Megan Hilty

  • Post author:
  • Reading time:3 mins read

Megan Hilty

Café Carlyle, NYC, April 17, 2018

Reviewed by Elizabeth Ahlfors for Cabaret Scenes

Megan Hilty
Photo: David Andrako

With Judy Garland’s classic from A Star Is Born, “Gotta Have Me Go with You” (Ira Gershwin/Harold Arlen), Megan Hilty swings back to the Café Carlyle for a mostly “musical theater” show. Her band—music director/pianist Matt Cusson, Dennis Keefe on bass, Brian Gallagher on guitar, Jack Deboe on percussion—join in with clean, close 1940s-style choral  harmony.

On this fourth engagement at the club, Hilty is upbeat and outgoing with patter that is a mix of giggly and earthy, with songs also from TV’s popular Smash by Marc Shaiman and Scott Wittman. One of the selections from that series, “They Just Keep Moving the Line” speaks about the tough show-biz life (“I tried to go the distance/But they just keep moving the line”).
online pharmacy no prescription drugstore

Show biz demands determination and Hilty’s star power is hard-earned. While still at Carnegie Mellon, she auditioned for Little Shop of Horrors but was not hired, yet her renditions of “Suddenly Seymour” and “Somewhere That’s Green” (Alan Menken and Howard Ashman) show a tight connection with the show’s bittersweet Audrey. (Isn’t it time for a Little Shop comeback? Here is a perfect Audrey.) Notable is her pairing of two Stephen Sondheim ballads from Sweeney Todd;  she did not get the role, but is a winner with “Not While I’m Around” and “Johanna.” 

After graduation from Carnegie Mellon, she stepped on Broadway in Wicked as Galinda, the Good Witch of the North, and delivered Galinda’s chipper audience-pleaser, “Popular.” Later, in 9 to 5: The Musical, with score by Dolly Parton, Hilty sang “Backwoods Barbie,” a comeback song for Parton.
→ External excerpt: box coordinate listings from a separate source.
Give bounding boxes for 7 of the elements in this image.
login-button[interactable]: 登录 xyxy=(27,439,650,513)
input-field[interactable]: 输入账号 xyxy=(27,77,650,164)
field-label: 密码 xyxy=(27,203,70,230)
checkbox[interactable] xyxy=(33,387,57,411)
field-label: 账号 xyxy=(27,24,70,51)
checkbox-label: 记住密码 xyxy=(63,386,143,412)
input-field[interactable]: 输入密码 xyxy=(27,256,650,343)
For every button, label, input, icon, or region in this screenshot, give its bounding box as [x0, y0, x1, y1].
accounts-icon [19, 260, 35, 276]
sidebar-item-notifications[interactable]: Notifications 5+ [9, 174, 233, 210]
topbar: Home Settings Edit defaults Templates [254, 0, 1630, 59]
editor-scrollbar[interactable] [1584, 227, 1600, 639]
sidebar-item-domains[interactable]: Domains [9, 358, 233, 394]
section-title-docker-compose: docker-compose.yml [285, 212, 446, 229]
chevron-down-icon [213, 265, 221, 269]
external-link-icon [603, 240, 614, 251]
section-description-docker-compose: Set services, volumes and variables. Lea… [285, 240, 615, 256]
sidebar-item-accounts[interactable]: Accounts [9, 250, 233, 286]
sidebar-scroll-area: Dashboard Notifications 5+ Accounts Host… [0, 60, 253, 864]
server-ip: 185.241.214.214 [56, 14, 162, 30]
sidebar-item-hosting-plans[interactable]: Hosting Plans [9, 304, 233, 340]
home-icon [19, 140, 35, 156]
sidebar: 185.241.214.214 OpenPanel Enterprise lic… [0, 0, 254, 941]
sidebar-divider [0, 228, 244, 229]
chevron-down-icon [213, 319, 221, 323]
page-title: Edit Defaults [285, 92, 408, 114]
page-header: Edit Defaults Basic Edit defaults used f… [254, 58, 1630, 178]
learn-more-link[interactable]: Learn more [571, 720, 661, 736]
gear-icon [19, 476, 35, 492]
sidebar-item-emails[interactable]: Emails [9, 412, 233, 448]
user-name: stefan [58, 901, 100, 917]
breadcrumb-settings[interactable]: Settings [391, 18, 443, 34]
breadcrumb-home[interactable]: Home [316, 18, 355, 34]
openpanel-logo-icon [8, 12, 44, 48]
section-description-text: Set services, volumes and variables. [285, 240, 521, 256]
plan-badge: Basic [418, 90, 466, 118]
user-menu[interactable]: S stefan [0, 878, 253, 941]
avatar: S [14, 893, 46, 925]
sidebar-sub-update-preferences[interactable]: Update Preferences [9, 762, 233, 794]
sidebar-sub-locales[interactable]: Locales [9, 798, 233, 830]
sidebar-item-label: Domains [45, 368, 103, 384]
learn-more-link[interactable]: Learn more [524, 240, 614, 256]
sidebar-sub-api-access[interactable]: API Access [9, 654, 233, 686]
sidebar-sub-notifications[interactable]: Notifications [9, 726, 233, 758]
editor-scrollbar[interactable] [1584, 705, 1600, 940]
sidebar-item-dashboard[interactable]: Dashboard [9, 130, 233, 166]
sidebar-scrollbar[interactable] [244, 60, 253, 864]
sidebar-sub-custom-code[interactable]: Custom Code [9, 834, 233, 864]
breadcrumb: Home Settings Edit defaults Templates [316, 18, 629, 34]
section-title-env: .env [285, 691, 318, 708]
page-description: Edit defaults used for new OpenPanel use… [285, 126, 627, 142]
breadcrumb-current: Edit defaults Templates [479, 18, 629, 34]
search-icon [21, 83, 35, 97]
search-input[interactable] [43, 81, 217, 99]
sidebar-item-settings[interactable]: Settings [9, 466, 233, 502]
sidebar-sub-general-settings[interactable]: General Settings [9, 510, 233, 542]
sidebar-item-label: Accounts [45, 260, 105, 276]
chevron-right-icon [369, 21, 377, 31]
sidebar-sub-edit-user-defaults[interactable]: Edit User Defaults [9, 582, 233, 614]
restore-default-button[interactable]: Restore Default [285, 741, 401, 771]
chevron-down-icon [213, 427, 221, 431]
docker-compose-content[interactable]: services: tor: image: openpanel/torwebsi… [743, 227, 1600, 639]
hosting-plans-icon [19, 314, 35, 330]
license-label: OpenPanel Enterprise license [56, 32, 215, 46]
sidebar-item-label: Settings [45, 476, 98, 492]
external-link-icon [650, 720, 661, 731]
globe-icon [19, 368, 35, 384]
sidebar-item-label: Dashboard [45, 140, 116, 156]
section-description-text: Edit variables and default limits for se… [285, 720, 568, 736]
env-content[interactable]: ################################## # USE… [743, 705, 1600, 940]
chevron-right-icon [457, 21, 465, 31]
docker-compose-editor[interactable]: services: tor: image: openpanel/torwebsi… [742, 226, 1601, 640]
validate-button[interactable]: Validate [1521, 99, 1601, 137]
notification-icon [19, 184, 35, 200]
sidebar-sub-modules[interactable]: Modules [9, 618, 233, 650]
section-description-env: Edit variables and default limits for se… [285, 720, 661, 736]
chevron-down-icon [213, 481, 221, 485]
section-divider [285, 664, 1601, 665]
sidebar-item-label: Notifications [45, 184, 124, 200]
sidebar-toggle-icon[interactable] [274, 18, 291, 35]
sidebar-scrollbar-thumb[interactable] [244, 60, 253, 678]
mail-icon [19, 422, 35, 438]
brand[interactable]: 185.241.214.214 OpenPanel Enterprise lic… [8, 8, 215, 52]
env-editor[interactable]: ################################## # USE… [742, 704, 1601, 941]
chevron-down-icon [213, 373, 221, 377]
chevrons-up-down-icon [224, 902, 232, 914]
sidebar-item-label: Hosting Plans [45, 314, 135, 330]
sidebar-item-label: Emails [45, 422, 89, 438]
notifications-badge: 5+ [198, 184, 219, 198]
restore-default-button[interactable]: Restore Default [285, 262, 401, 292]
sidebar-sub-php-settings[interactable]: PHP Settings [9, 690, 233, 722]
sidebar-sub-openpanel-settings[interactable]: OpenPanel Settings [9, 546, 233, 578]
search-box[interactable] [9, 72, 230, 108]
Hilty’s versatility and style is impressive with comic flair, emotional interpretations, and well-trained vocals and breath control.
online pharmacy http://miamihealth.com/images/jpg/furosemide.html no prescription drugstore

buy furosemide online https://nouvita.co.uk/wp-content/themes/fing/inc/php/furosemide.html no prescription

Her rendition of “I Could Have Danced All Night” (Alan Jay Lerner/Frederick Loewe) targeted that high C at the end and it landed. 

At Encores!, Hilty delivered a medley from Irving Berlin’s Annie Get Your Gun, including “There’s No Business Like Show Business,” a lesson well learned. Also at Encores!, she appeared in Gentlemen Prefer Blondes (Jule Styne and Leo Robin) and who would argue about that after her show-stopper, “Diamonds Are a Girl’s Best Friend,” sung with not-so-dumb blonde smarts. It made a sparkling “encore.”

Elizabeth Ahlfors

Born and raised in New York, Elizabeth graduated from NYU with a degree in Journalism. She has lived in various cities and countries and now is back in NYC. She has written magazine articles and published three books: A Housewife’s Guide to Women’s Liberation, Twelve American Women, and Heroines of ’76 (for children). A great love was always music and theater—in the audience, not performing. A Philadelphia correspondent for Theatre.com and InTheatre Magazine, she has reviewed theater and cabaret for the Philadelphia Inquirer and Philadelphia City News. She writes for Cabaret Scenes and other cabaret/theater sites. She is a judge for Nightlife Awards and a voting member of Drama Desk and Outer Critics Circle.